Ich sage noch einmal: Es geht also darum, unserem Parlament wie allen anderen 15 Parlamenten die Rechte zu geben, die, sage ich einmal, im Grunde genommen jeder Gemeinderat hat. Darum geht es.
Da gibt es halt bestimmte Länderparlamente, die das nicht wollen, und zwar unabhängig davon, ob die Regierung von der SPD oder von der CDU geführt wird. Diese Länderparlamente sagen: „Das wollen wir nicht, weil sich Baden-Würt temberg dann stärker stellt.“ Das ist ja immer der Vorwurf. Dann heißt es: Das wollen wir nicht. Das ist das eigentliche Problem, obwohl Baden-Württemberg – und das ist jetzt ein Vorteil – sagen kann: Wir würden ja noch etwas abgeben und zusätzlich etwas zahlen.

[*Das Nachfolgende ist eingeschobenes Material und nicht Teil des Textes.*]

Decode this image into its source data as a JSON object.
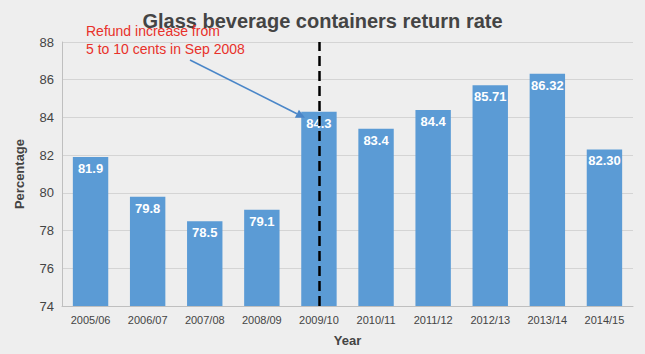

Deswegen war unser Vorschlag, die Möglichkeit zu schaffen, Zu- und Abschläge vorzunehmen. Jetzt komme ich darauf, dass wir bisher immer von Zuschlagsrechten gesprochen haben. Ich weiß, dass das die Schwierigkeit ist, Herr Ministerpräsident, aber ich kämpfe nach wie vor noch vehement dafür, dass wir Zu- und Abschlagsrechte bekommen. Ich will kein halbes Recht, nämlich nur Zuschlagsrechte, ich will auch nicht, dass die Länderparlamente in der Öffentlichkeit nur als Zuschlagsparlamente gelten. Es muss zumindest die Chance bestehen, auch Abschläge vorzunehmen, also eine bestimmte Steuerlast seitens des Landesparlaments auch zu reduzieren, wenn es finanziell möglich ist. Deswegen gibt es den Vorschlag, Zu- und Abschlagsrechte bei der Einkommen- und der Körperschaftsteuer im Bereich von 3 bis 5 % nach oben oder unten zu ermöglichen.

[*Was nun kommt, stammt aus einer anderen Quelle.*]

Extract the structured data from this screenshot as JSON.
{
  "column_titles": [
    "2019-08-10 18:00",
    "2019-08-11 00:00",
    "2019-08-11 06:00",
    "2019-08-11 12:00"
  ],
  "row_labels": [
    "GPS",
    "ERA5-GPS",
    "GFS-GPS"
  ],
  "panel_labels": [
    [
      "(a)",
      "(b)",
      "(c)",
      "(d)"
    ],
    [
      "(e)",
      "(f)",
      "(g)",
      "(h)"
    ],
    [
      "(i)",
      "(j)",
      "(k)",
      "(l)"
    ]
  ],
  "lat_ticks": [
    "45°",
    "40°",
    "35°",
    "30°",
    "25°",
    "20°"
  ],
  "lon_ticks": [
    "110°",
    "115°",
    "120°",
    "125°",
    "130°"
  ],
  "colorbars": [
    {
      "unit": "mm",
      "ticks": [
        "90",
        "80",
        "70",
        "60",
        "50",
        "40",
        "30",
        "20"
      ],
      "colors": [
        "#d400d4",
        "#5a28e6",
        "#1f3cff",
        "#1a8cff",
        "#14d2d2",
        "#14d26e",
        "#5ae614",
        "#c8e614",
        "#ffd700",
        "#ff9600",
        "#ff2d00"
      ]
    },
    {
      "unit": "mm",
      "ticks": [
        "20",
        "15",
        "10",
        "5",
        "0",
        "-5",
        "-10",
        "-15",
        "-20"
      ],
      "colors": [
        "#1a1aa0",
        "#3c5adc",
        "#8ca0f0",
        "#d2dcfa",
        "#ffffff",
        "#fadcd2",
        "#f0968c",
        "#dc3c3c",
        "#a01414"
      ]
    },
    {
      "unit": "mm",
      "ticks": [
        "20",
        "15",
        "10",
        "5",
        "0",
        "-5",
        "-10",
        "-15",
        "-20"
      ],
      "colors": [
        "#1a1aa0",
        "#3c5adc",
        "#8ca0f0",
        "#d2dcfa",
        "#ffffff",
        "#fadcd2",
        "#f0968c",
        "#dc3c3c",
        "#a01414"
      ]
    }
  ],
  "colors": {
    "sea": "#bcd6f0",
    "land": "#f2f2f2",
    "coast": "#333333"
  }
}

Gleiches gilt für die Ländersteuern, und nachdem die KfzSteuer weggeht, sind das nur die Vermögensteuer, die noch gar nicht eingerechnet ist – das wäre die beste Steuer, weil die nicht im Finanzausgleich berücksichtigt wird –, und natürlich die Erbschaftsteuer. Das bloß deshalb, weil vorhin Kollege
Noll herübergerufen hat, 2003 habe die SPD Baden-Württemberg in einem Kongress zur Modernisierung des Staates die Formulierung, die ich gerade benutzt habe, beschlossen.

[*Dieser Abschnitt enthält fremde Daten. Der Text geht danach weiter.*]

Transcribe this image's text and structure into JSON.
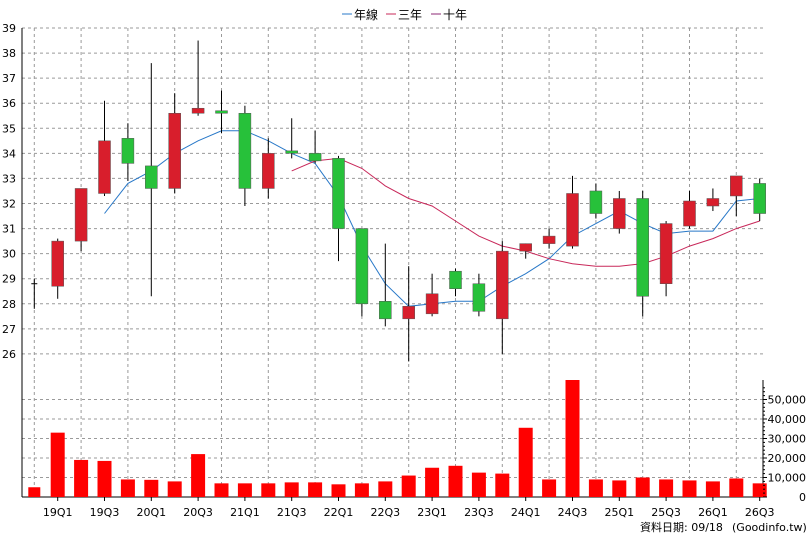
{
  "colors": {
    "up": "#d81e2c",
    "down": "#27c13a",
    "annual_ma": "#2878c8",
    "three_year_ma": "#c8285a",
    "ten_year_ma": "#8c2874",
    "volume": "#ff0000",
    "wick": "#000000"
  },
  "chart_data": [
    {
      "type": "candlestick",
      "title": "",
      "legend": {
        "placement": "top-center",
        "items": [
          {
            "label": "年線",
            "color_key": "annual_ma"
          },
          {
            "label": "三年",
            "color_key": "three_year_ma"
          },
          {
            "label": "十年",
            "color_key": "ten_year_ma"
          }
        ]
      },
      "y_axis": {
        "position": "left",
        "min": 25,
        "max": 39,
        "ticks": [
          26,
          27,
          28,
          29,
          30,
          31,
          32,
          33,
          34,
          35,
          36,
          37,
          38,
          39
        ]
      },
      "grid": true,
      "categories": [
        "19Q1",
        "19Q2",
        "19Q3",
        "19Q4",
        "20Q1",
        "20Q2",
        "20Q3",
        "20Q4",
        "21Q1",
        "21Q2",
        "21Q3",
        "21Q4",
        "22Q1",
        "22Q2",
        "22Q3",
        "22Q4",
        "23Q1",
        "23Q2",
        "23Q3",
        "23Q4",
        "24Q1",
        "24Q2",
        "24Q3",
        "24Q4",
        "25Q1",
        "25Q2",
        "25Q3",
        "25Q4",
        "26Q1",
        "26Q2",
        "26Q3"
      ],
      "x_tick_labels": [
        "19Q1",
        "19Q3",
        "20Q1",
        "20Q3",
        "21Q1",
        "21Q3",
        "22Q1",
        "22Q3",
        "23Q1",
        "23Q3",
        "24Q1",
        "24Q3",
        "25Q1",
        "25Q3",
        "26Q1",
        "26Q3"
      ],
      "partial_first_bar": {
        "open": 28.8,
        "high": 29.0,
        "low": 27.8,
        "close": 28.8
      },
      "candles": [
        {
          "open": 28.7,
          "high": 30.6,
          "low": 28.2,
          "close": 30.5
        },
        {
          "open": 30.5,
          "high": 32.6,
          "low": 30.1,
          "close": 32.6
        },
        {
          "open": 32.4,
          "high": 36.1,
          "low": 32.3,
          "close": 34.5
        },
        {
          "open": 34.6,
          "high": 35.2,
          "low": 32.9,
          "close": 33.6
        },
        {
          "open": 33.5,
          "high": 37.6,
          "low": 28.3,
          "close": 32.6
        },
        {
          "open": 32.6,
          "high": 36.4,
          "low": 32.4,
          "close": 35.6
        },
        {
          "open": 35.6,
          "high": 38.5,
          "low": 35.5,
          "close": 35.8
        },
        {
          "open": 35.7,
          "high": 36.5,
          "low": 34.8,
          "close": 35.6
        },
        {
          "open": 35.6,
          "high": 35.9,
          "low": 31.9,
          "close": 32.6
        },
        {
          "open": 32.6,
          "high": 34.6,
          "low": 32.2,
          "close": 34.0
        },
        {
          "open": 34.1,
          "high": 35.4,
          "low": 33.8,
          "close": 34.0
        },
        {
          "open": 34.0,
          "high": 34.9,
          "low": 33.6,
          "close": 33.7
        },
        {
          "open": 33.8,
          "high": 33.9,
          "low": 29.7,
          "close": 31.0
        },
        {
          "open": 31.0,
          "high": 31.0,
          "low": 27.5,
          "close": 28.0
        },
        {
          "open": 28.1,
          "high": 30.4,
          "low": 27.1,
          "close": 27.4
        },
        {
          "open": 27.4,
          "high": 29.5,
          "low": 25.7,
          "close": 27.9
        },
        {
          "open": 27.6,
          "high": 29.2,
          "low": 27.5,
          "close": 28.4
        },
        {
          "open": 29.3,
          "high": 29.4,
          "low": 28.3,
          "close": 28.6
        },
        {
          "open": 28.8,
          "high": 29.2,
          "low": 27.5,
          "close": 27.7
        },
        {
          "open": 27.4,
          "high": 30.5,
          "low": 26.0,
          "close": 30.1
        },
        {
          "open": 30.1,
          "high": 30.4,
          "low": 29.8,
          "close": 30.4
        },
        {
          "open": 30.4,
          "high": 31.0,
          "low": 30.2,
          "close": 30.7
        },
        {
          "open": 30.3,
          "high": 33.1,
          "low": 30.2,
          "close": 32.4
        },
        {
          "open": 32.5,
          "high": 32.8,
          "low": 31.4,
          "close": 31.6
        },
        {
          "open": 31.0,
          "high": 32.5,
          "low": 30.8,
          "close": 32.2
        },
        {
          "open": 32.2,
          "high": 32.5,
          "low": 27.5,
          "close": 28.3
        },
        {
          "open": 28.8,
          "high": 31.3,
          "low": 28.3,
          "close": 31.2
        },
        {
          "open": 31.1,
          "high": 32.5,
          "low": 31.0,
          "close": 32.1
        },
        {
          "open": 31.9,
          "high": 32.6,
          "low": 31.7,
          "close": 32.2
        },
        {
          "open": 32.3,
          "high": 33.1,
          "low": 31.5,
          "close": 33.1
        },
        {
          "open": 32.8,
          "high": 33.0,
          "low": 31.3,
          "close": 31.6
        }
      ],
      "series": [
        {
          "name": "年線",
          "color_key": "annual_ma",
          "values": [
            null,
            null,
            31.6,
            32.8,
            33.3,
            34.0,
            34.5,
            34.9,
            34.9,
            34.5,
            34.0,
            33.6,
            32.3,
            30.3,
            28.8,
            27.9,
            28.0,
            28.1,
            28.1,
            28.7,
            29.2,
            29.8,
            30.7,
            31.2,
            31.7,
            31.2,
            30.8,
            30.9,
            30.9,
            32.1,
            32.2
          ]
        },
        {
          "name": "三年",
          "color_key": "three_year_ma",
          "values": [
            null,
            null,
            null,
            null,
            null,
            null,
            null,
            null,
            null,
            null,
            33.3,
            33.7,
            33.8,
            33.4,
            32.7,
            32.2,
            31.9,
            31.3,
            30.7,
            30.3,
            30.1,
            29.8,
            29.6,
            29.5,
            29.5,
            29.6,
            29.9,
            30.3,
            30.6,
            31.0,
            31.3
          ]
        }
      ]
    },
    {
      "type": "bar",
      "title": "",
      "y_axis": {
        "position": "right",
        "min": 0,
        "max": 60000,
        "ticks": [
          0,
          10000,
          20000,
          30000,
          40000,
          50000
        ],
        "tick_labels": [
          "0",
          "10,000",
          "20,000",
          "30,000",
          "40,000",
          "50,000"
        ]
      },
      "categories": [
        "19Q1",
        "19Q2",
        "19Q3",
        "19Q4",
        "20Q1",
        "20Q2",
        "20Q3",
        "20Q4",
        "21Q1",
        "21Q2",
        "21Q3",
        "21Q4",
        "22Q1",
        "22Q2",
        "22Q3",
        "22Q4",
        "23Q1",
        "23Q2",
        "23Q3",
        "23Q4",
        "24Q1",
        "24Q2",
        "24Q3",
        "24Q4",
        "25Q1",
        "25Q2",
        "25Q3",
        "25Q4",
        "26Q1",
        "26Q2",
        "26Q3"
      ],
      "partial_first_value": 5000,
      "values": [
        33000,
        19000,
        18500,
        9000,
        8800,
        8000,
        22000,
        7000,
        7000,
        7000,
        7500,
        7500,
        6500,
        7000,
        8000,
        11000,
        15000,
        16000,
        12500,
        12000,
        35500,
        9000,
        60000,
        9000,
        8500,
        10000,
        9000,
        8500,
        8000,
        9500,
        7000
      ]
    }
  ],
  "footer": {
    "date_label": "資料日期: 09/18",
    "source": "(Goodinfo.tw)"
  }
}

Das haben wir schon immer gesagt – bloß, damit das klar ist. Denn wir wissen, dass die Freibeträge in Deutschland sehr unterschiedlich sind,
und ein Freibetrag von einer halben Million gibt halt zwei Einfamilienhäuser mit Grundstück in Bremen, aber eine Dreieinhalbzimmerwohnung bei uns in Stuttgart. Deswegen muss da ein Recht bestehen.
Ich sage aber auch gleich dazu: Wer über die Erbschaftsteuer redet, muss wissen, dass wir sie mit 720 Millionen € im Haushalt veranschlagt haben. Wer die Erbschaftsteuer abschaffen will, muss sagen, wie diese Einnahmen ersetzt werden sollen.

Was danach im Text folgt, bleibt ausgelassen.